Hi everyone, I’ve been doing some learning tests to figure out if temporal is a good fit for us.
I’ve been trying to deal with failures for example in case a worker shuts down in the middle of running an activity. If I have a running worker - everything works as expected and the activity retries on the second worker (and complete successfully).
My issue now is in case I only have one worker working. The order of actions is as follows:
run worker
run workflow with activity that takes ~2sec
stop worker
start worker
wait for workflow to finish
From looking at the logs and the temporalUI I can see that the worker is not picking up on the activity and we end up with only 2 attempts (second one isn’t actually running) and a NonRetryableFailure.
Could you post the ActivityTaskScheduled event? My guess is that you specified ScheduleToStart timeout and activity fails with it. ScheduleToStart is not retryable.
How do you handle the activity failure in your workflow code? By default if an unknown exception is thrown from the workflow function then it is not failed but blocked by constantly retrying workflow tasks. In this case the history is going to look exactly as in your snapshot. The workflow task retries are not written into the history to avoid growing it with each retry that’s why the last event you see in it is WorkflowTaskScheduled.
My activity is very simple, it logs something then sleeps for 1 sec (enough time for me to stop the worker in the middle).
If activity returns an error the workflow returns the error:
workflow options are the default ones (no timeout).
Thing is, I am getting ScheduleToStart timeout just like you said but after only single attempt.
I can see in my logs + temporalUI that the second attempt didn’t actually run (should succeed), it’s like the worker does not pull the task.
btw, if I have another worker running - it takes the second attempt and succeed.
Well, there is exactly 1 attempt, the second one is only scheduled but never picked up by the worker.
These are the last two logs, first row is printed inside the activity, no other logs after that, only the timeout error (even when timeout error is set for a long period)

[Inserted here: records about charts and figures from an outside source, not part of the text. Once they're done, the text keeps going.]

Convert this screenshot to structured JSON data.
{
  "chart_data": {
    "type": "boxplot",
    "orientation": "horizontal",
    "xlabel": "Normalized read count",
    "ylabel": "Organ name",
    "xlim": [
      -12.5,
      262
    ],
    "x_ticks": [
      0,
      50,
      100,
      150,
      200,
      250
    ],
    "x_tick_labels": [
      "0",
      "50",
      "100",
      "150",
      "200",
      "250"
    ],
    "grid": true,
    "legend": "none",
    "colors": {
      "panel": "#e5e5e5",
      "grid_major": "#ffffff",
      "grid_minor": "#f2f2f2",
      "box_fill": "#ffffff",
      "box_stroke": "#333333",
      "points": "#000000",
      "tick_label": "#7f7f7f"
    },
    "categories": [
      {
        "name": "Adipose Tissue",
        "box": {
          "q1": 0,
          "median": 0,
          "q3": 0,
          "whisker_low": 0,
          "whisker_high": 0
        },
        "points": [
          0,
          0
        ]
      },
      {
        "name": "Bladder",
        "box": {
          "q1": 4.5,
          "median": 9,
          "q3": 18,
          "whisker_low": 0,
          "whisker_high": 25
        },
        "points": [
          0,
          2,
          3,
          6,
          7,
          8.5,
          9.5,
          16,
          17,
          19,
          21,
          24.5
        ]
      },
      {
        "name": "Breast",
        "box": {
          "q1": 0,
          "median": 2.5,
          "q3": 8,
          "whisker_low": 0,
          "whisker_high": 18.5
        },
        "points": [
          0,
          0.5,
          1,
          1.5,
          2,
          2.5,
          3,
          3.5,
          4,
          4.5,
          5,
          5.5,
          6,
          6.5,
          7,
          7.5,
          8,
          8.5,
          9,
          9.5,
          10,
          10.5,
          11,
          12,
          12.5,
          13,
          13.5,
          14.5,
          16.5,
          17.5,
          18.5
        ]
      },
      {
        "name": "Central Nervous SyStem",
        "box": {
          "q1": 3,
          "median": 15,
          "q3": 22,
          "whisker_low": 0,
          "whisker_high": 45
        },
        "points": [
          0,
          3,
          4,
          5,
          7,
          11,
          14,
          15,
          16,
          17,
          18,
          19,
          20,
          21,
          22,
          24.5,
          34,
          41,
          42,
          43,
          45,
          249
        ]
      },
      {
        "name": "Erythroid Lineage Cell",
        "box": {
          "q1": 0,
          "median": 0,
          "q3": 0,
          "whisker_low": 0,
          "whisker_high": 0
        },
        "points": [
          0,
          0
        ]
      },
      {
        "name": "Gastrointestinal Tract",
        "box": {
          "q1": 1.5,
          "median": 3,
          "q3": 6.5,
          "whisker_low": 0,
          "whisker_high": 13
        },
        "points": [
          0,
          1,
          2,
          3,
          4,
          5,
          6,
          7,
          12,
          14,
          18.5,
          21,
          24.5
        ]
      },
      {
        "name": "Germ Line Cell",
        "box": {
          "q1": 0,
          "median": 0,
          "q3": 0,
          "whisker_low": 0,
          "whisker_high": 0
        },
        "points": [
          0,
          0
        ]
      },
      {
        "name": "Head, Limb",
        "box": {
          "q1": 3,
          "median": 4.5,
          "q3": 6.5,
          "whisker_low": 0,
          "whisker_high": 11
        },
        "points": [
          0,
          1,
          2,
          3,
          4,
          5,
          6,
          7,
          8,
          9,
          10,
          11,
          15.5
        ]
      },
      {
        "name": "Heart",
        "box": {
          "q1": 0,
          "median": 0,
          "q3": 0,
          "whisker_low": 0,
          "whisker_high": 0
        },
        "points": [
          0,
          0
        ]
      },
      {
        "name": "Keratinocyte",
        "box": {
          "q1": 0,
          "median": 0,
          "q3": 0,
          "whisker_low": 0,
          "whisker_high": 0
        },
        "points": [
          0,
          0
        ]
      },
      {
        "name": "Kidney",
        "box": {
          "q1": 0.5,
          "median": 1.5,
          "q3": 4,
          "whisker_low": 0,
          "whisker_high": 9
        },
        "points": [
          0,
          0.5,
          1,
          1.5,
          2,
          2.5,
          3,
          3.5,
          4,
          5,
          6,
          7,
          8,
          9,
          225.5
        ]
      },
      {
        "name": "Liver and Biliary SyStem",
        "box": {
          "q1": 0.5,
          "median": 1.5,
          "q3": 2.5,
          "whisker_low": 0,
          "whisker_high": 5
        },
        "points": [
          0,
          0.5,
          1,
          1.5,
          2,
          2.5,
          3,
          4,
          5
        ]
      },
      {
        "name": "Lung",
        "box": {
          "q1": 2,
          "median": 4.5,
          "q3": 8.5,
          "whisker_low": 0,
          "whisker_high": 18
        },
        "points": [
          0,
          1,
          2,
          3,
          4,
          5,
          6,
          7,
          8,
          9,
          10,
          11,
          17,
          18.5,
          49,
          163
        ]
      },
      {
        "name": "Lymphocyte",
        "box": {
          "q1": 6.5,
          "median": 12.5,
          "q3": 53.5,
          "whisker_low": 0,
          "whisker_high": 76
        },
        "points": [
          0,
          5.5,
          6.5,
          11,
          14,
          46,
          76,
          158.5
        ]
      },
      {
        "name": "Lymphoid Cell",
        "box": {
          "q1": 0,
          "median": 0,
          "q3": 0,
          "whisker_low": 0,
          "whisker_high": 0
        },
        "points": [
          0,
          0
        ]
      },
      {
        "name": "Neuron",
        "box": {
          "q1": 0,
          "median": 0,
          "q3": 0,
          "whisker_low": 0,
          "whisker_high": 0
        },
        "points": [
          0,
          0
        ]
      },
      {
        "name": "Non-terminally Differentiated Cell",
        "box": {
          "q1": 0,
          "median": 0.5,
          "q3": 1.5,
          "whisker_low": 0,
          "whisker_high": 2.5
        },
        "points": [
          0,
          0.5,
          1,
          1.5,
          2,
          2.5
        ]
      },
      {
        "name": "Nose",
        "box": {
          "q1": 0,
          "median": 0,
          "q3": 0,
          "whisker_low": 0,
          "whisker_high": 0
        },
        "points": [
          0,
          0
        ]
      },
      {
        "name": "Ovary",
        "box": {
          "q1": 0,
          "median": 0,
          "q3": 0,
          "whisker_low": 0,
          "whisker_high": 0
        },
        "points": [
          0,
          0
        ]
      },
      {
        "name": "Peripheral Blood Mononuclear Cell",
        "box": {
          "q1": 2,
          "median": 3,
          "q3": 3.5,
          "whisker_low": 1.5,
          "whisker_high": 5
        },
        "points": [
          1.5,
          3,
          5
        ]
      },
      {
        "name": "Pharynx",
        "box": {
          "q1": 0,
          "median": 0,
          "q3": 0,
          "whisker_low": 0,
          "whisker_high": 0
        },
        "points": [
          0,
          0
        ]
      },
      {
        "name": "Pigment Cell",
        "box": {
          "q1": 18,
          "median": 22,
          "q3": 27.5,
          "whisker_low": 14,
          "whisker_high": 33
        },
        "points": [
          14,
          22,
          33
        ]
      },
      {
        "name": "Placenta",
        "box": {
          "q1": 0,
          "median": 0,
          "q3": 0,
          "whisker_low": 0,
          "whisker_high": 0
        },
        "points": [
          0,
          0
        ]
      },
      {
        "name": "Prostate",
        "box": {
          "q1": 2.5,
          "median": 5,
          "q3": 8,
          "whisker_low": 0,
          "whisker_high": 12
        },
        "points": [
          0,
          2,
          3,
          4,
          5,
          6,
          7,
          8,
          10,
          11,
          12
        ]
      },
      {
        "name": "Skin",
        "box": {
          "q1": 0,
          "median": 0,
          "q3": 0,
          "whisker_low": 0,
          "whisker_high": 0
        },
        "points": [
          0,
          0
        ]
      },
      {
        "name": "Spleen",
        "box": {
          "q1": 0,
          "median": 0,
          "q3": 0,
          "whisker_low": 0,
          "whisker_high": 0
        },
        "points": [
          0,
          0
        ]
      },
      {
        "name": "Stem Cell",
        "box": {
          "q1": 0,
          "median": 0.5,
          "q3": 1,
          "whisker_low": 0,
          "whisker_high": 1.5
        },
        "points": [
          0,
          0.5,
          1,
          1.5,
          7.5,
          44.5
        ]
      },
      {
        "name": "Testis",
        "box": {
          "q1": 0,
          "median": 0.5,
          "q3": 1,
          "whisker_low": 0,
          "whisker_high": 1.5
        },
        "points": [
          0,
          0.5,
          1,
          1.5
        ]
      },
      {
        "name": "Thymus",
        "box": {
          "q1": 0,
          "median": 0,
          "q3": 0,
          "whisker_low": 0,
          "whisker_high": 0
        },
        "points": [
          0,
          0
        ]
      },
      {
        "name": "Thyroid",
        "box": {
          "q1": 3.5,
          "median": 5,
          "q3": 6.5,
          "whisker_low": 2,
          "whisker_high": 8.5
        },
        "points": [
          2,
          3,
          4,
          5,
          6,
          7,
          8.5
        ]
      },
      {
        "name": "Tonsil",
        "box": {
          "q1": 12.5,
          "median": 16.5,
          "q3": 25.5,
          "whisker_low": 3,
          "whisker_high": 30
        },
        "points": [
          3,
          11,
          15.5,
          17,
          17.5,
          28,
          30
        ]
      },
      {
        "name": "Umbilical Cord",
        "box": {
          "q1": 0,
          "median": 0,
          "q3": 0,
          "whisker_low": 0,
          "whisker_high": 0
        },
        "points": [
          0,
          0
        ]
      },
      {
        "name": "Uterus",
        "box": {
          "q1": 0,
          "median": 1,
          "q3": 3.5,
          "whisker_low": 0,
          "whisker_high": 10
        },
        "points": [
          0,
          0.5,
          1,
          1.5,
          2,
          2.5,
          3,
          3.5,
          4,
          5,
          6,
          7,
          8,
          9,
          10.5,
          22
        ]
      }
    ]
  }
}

I’ve tried another flow that’s confirming my worries:
2 workers are running
workflow starts
one worker stopped in the middle, then restarts
second worker picks up and finishes the workflow started at #2
after the first worker is restarted (at #3) we start a new workflow
expected: the worker that restarted successfully will pick up the new workflow and run it
actual: nothing happens, task is timed out and it looks like we have “zombie” workers.
Yes, this is correct. The timestamp is of the last poll call.
expected: the worker that restarted successfully will pick up the new workflow and run it
actual: nothing happens, task is timed out and it looks like we have “zombie” workers.
I’m not sure how your workers are implemented. But it looks like they don’t start correctly after the restart as they are not polling on the task queues.
I am actually stopping the workers by calling worker.Stop() then worker.Start().
The workers are simple ones just like in the samples in the documentation.
Try restarting the process. I wouldn’t be surprised that Stop and Start have some issues if called from the same process multiple times. This is not very frequently executed code path.
Just wanted to say thanks for the answers, doing the same test with stoping/restarting the whole worker process worked. It seems to be an issue with the stop/start functions that creates a worker that is “running” but not taking any task.